El guion, escrito por el propio Yamada junto a su colaborador habitual Emiko Hiramatsu, cuenta la historia de Koji Fukuhara, un joven estudiante de medicina que falleció durante la explosión de Nagasaki. Tres años después de su muerte, una vez que su madre acepta que nunca encontrará su cuerpo ni volverá a verle, reaparece en su hogar presentándose como un espectro y abre un diálogo interior mediante el que ambos recuerdan sus momentos juntos, recomponiendo su existencia y la de su prometida. Por tanto, aunque la originalidad del planteamiento demuestre cierta irreverencia dentro de la sobriedad formal y el enorme respeto con el que se acerca al drama histórico, al mismo tiempo su toque fantástico se presenta coherente con el modo en el que la sociedad japonesa brinda recuerdo a sus seres queridos, respeta sus tradiciones y entiende la fe. En todo caso, lo verdaderamente estimulante de la propuesta no es la relación emocional que se teje entre ambos personajes, en exceso verbalizada, sino la manera en la que Yamada pone en imágenes esta particular historia de fantasmas.

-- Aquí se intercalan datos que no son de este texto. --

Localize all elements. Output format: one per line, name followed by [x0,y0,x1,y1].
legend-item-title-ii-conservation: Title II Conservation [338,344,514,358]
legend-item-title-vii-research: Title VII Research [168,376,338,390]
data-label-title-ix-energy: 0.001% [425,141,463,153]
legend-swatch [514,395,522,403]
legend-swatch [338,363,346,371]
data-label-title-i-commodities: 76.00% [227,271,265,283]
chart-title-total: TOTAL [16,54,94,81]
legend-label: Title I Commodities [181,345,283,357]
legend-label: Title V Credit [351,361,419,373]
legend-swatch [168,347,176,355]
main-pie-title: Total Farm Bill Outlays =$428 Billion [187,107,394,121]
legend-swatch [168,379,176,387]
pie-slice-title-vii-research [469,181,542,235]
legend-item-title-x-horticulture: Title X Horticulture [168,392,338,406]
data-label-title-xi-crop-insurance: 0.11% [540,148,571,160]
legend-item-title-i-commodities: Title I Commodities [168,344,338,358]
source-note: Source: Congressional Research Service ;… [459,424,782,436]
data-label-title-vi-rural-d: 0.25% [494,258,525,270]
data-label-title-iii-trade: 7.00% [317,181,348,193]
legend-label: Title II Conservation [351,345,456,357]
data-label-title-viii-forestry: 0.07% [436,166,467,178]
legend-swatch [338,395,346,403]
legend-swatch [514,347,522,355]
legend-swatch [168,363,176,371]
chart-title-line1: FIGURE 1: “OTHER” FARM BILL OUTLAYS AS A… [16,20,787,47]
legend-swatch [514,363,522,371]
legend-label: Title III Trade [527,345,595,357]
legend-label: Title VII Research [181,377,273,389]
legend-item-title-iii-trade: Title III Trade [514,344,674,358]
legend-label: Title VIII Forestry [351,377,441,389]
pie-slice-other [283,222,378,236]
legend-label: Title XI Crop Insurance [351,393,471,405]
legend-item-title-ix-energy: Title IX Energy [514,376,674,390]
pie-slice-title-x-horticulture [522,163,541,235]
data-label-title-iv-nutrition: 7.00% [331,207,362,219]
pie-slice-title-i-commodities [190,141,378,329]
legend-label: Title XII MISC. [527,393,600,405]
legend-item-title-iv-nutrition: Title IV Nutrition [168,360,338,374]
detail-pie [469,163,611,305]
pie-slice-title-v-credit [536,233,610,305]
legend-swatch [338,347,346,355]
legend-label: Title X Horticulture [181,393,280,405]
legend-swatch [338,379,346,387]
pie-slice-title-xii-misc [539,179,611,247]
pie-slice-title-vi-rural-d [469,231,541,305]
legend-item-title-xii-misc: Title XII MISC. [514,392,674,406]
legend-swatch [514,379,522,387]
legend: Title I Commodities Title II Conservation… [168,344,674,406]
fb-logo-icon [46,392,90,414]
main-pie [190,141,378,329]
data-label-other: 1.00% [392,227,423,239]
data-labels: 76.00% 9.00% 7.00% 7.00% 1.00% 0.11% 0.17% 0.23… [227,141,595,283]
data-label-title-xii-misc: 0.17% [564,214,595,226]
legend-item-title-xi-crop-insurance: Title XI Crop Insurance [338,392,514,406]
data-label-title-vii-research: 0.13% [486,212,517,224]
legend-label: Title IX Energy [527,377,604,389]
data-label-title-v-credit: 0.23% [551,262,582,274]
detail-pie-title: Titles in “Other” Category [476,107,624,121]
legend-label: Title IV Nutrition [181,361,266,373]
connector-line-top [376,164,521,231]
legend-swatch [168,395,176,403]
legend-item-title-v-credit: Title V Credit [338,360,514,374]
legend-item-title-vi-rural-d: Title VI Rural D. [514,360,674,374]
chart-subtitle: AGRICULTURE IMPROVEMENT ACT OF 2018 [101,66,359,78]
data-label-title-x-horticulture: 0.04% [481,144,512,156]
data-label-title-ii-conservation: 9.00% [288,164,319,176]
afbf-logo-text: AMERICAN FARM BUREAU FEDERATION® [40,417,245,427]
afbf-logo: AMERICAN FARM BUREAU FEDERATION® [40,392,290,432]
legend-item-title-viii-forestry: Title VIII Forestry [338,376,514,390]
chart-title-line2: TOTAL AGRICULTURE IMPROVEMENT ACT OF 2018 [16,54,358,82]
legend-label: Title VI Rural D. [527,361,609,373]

Kazunari Ninomiya y Haru Kuroki en 'Nagasaki, recuerdos de mi hijo,

Ya desde su inicio, recreando en blanco y negro aquella mañana del 9 de agosto de 1945 desde dos puntos de vista, el funesto del bombardero norteamericano y el cotidiano de nuestro protagonista, el director de 'La casa del tejado rojo' demuestra una excelente precisión y agilidad narrativa para describir en apenas cinco minutos el ataque nuclear a Nagasaki con tanto rigor histórico como sutileza dramática. Por ejemplo, centrándose tras el estallido únicamente en el plano detalle de un tarro de tinta fundido, esquivando así la crudeza del horror más explícito, que sugiere al sobreexponer el negativo de la imagen y envolviendo la pantalla con un breve torbellino de cristales rotos.

Desarrollada prácticamente en su totalidad en el interior del hogar, el gran acierto de 'Nagasaki: Recuerdos de mi hijo' es apropiarse del estilo del "cine tatami" que desarrollara a la perfección Yasujiro Ozu, filmando a unos noventa centímetros de la altura del suelo. A partir de esta forma de trabajar la puesta en escena será desde la que Yamada otorgue un sentido espacial y metafórico a las relaciones entre sus personajes. La primera aparición del protagonista, fruto de un plano secuencia acentuado por la presencia de una luciérnaga, marca el tono a seguir desde el que la película hará indistinguible la barrera entre ambos mundos. Yamada, haciendo gala de un clasicismo que actúa como médium, combina el recurso habitual de las (des)apariciones espectrales, creadas por medio de inexcusables efectos digitales, con sugerentes movimientos de cámara y largos planos que conceden al espectador la sensación de que Koji (al que solo pueden ver su madre y algunos niños) aparece o desaparece fuera de cuadro.

Sayuri Yoshinaga y Haru Kuroki en 'Nagasaki, recuerdos de mi hijo'

Conforme el argumento adquiere un ligero trasfondo de liberación femenina dentro de la rígida moral de la época, la película sortea su previsible estructura narrativa con una serie de soluciones visuales y fugas narrativas que enriquecen su desarrollo, ya sea en forma de inquietantes pesadillas de la guerra en Birmania, dirigiendo una partitura de Mendelssohn mediante sombras chinas o con el recurrente uso de flashbacks y fundidos, que nos invitan a distinguir los distintos saltos temporales con sugerentes variaciones del espacio a través de la iluminación y la paleta cromática.

Dichas virtudes languidecen a lo largo de un estirado metraje que desemboca en un más que extravagante epílogo, de dudoso gusto estético, que impone una perspectiva católica desde la que afrontar la pérdida y la vida después de la muerte, algo que contrasta con los distintos matices contenidos hasta entonces. "Estados Unidos es un país muy raro, hacen películas maravillosas y también bombas nucleares", afirma apesadumbrado su protagonista. Japón y la manera de asomarse a su memoria histórica desde la creencia en el más allá no lo es menos. Esta película tan inusual y al mismo tiempo profundamente clásica en sus formas es la prueba.

Nota: 6

Lo mejor: La delicada planificación y puesta en escena de Yoji Yamada. Por algo es considerado el último gran cineasta japonés clásico.

Lo peor: La tendencia del guion a verbalizar constantemente las emociones y pensamientos de sus personajes, subrayados por la estridente y desafortunada banda sonora de Ryuichi Sakamoto.